Entrevista concedida pelo lingüista e filósofo búlgaro Tzvetan Todorov para a revista francesa Télérama e reproduzida por Jorge Coli na Folha de S. Paulo:
(Pergunta): “No seu último livro (“La Littérature em Péril”, A Literatura em Perigo), o sr. Diz, a propósito do ensino da literatura, que, “na escola, não se ensina aquilo que os livros dizem, mas aquilo que dizem os críticos. O senhor pode explicar a sua opinião?”
(Todorov): “Há algum tempo que, na escola, pararam de refletir sobre o sentido dos textos e passaram a estudar de preferência os conceitos e métodos de análise. Nesse sentido, é possível dizer que se estudam as teorias dos críticos, e não as obras dos autores.
Ora, para nós, ignorante é quem não leu “Madame Bovary” (de Flaubert) ou “As Flores do Mal” (de Baudelaire), e não quem não sabe, por exemplo, distinguir focalização interna de focalização externa.
Estou convencido de que, para aceder à “grande literatura”, deve-se primeiro aprender a amar a leitura. Para tanto, passar pela literatura de juventude parece-me ser a via mais indicada. Eu mesmo, há muito tempo, comecei a ler versões simplificadas dos clássicos em búlgaro.

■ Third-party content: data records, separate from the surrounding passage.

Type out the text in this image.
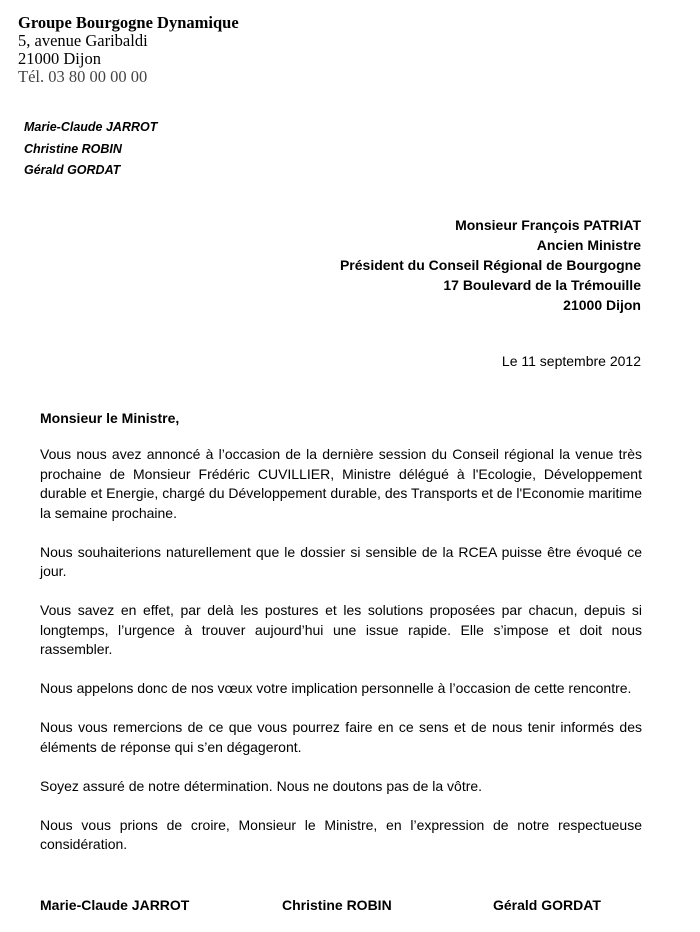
Groupe Bourgogne Dynamique
5, avenue Garibaldi
21000 Dijon
Tél. 03 80 00 00 00
Marie-Claude JARROT
Christine ROBIN
Gérald GORDAT
Monsieur François PATRIAT
Ancien Ministre
Président du Conseil Régional de Bourgogne
17 Boulevard de la Trémouille
21000 Dijon
Le 11 septembre 2012
Monsieur le Ministre,

Vous nous avez annoncé à l’occasion de la dernière session du Conseil régional la venue très prochaine de Monsieur Frédéric CUVILLIER, Ministre délégué à l'Ecologie, Développement durable et Energie, chargé du Développement durable, des Transports et de l'Economie maritime la semaine prochaine.

Nous souhaiterions naturellement que le dossier si sensible de la RCEA puisse être évoqué ce jour.

Vous savez en effet, par delà les postures et les solutions proposées par chacun, depuis si longtemps, l’urgence à trouver aujourd’hui une issue rapide. Elle s’impose et doit nous rassembler.

Nous appelons donc de nos vœux votre implication personnelle à l’occasion de cette rencontre.

Nous vous remercions de ce que vous pourrez faire en ce sens et de nous tenir informés des éléments de réponse qui s’en dégageront.

Soyez assuré de notre détermination. Nous ne doutons pas de la vôtre.

Nous vous prions de croire, Monsieur le Ministre, en l’expression de notre respectueuse considération.

Marie-Claude JARROT	Christine ROBIN	Gérald GORDAT
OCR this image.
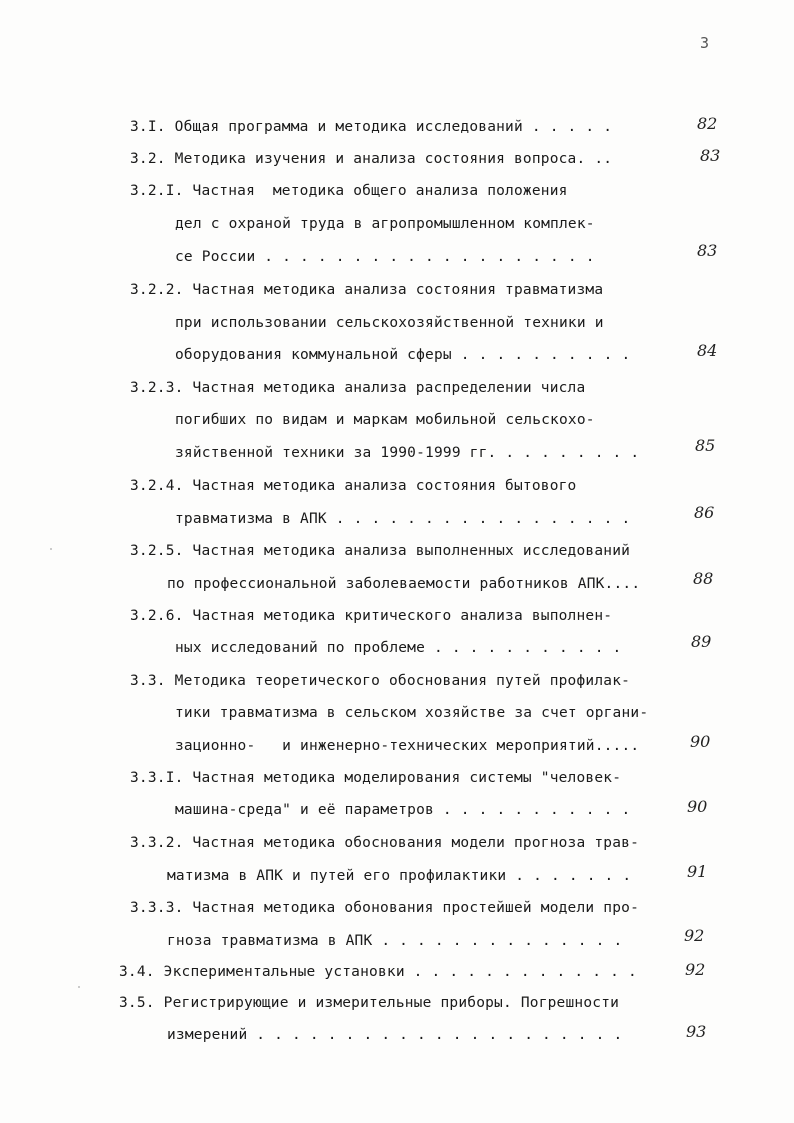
3
3.I. Общая программа и методика исследований . . . . .	82
3.2. Методика изучения и анализа состояния вопроса. ..	83
3.2.I. Частная  методика общего анализа положения
дел с охраной труда в агропромышленном комплек-
се России . . . . . . . . . . . . . . . . . . .	83
3.2.2. Частная методика анализа состояния травматизма
при использовании сельскохозяйственной техники и
оборудования коммунальной сферы . . . . . . . . . .	84
3.2.3. Частная методика анализа распределении числа
погибших по видам и маркам мобильной сельскохо-
зяйственной техники за 1990-1999 гг. . . . . . . . .	85
3.2.4. Частная методика анализа состояния бытового
травматизма в АПК . . . . . . . . . . . . . . . . .	86
3.2.5. Частная методика анализа выполненных исследований
по профессиональной заболеваемости работников АПК....	88
3.2.6. Частная методика критического анализа выполнен-
ных исследований по проблеме . . . . . . . . . . .	89
3.3. Методика теоретического обоснования путей профилак-
тики травматизма в сельском хозяйстве за счет органи-
зационно-   и инженерно-технических мероприятий.....	90
3.3.I. Частная методика моделирования системы "человек-
машина-среда" и её параметров . . . . . . . . . . .	90
3.3.2. Частная методика обоснования модели прогноза трав-
матизма в АПК и путей его профилактики . . . . . . .	91
3.3.3. Частная методика обонования простейшей модели про-
гноза травматизма в АПК . . . . . . . . . . . . . .	92
3.4. Экспериментальные установки . . . . . . . . . . . . .	92
3.5. Регистрирующие и измерительные приборы. Погрешности
измерений . . . . . . . . . . . . . . . . . . . . .	93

“Os Miseráveis” (de Victor Hugo) não tinha mais do que umas cem páginas. Isso não me impediu de abordar o texto completo do romance alguns anos mais tarde.
Desse ponto de vista, eu recomendo sempre “O Conde de Monte Cristo” (de Alexandre Dumas) ou, por que não?, as aventuras de Harry Potter.”
(Pergunta): “Quais os conselhos para um jovem estudante que deseja se lançar nos estudos literários?”
(Todorov): “Antes de tudo, não confundir os meios e os fins. Os fins da leitura de textos literários são os de melhor compreender o sentido deles e, por meio deles, o que nos dizem da própria condição humana.
Os meios são todos os métodos de aproximação crítica, que podem nos permitir ler melhor, com a condição de não formarem uma cortina de fumaça diante dos textos. O que aconselho, portanto, é nunca perder de vista os textos literários neles próprios e, sobretudo, os grandes textos.”
Jorge Coli, no texto que desenvolveu em torno desse assunto, diz: “Esse é um caso sintomático, no qual a especulação intelectual prescinde o objeto. (...) Quantos leitores de (Walter) Benjamin, que conhecem e citam suas referências a Baudelaire e Proust, leram, de fato, Baudelaire e Proust?”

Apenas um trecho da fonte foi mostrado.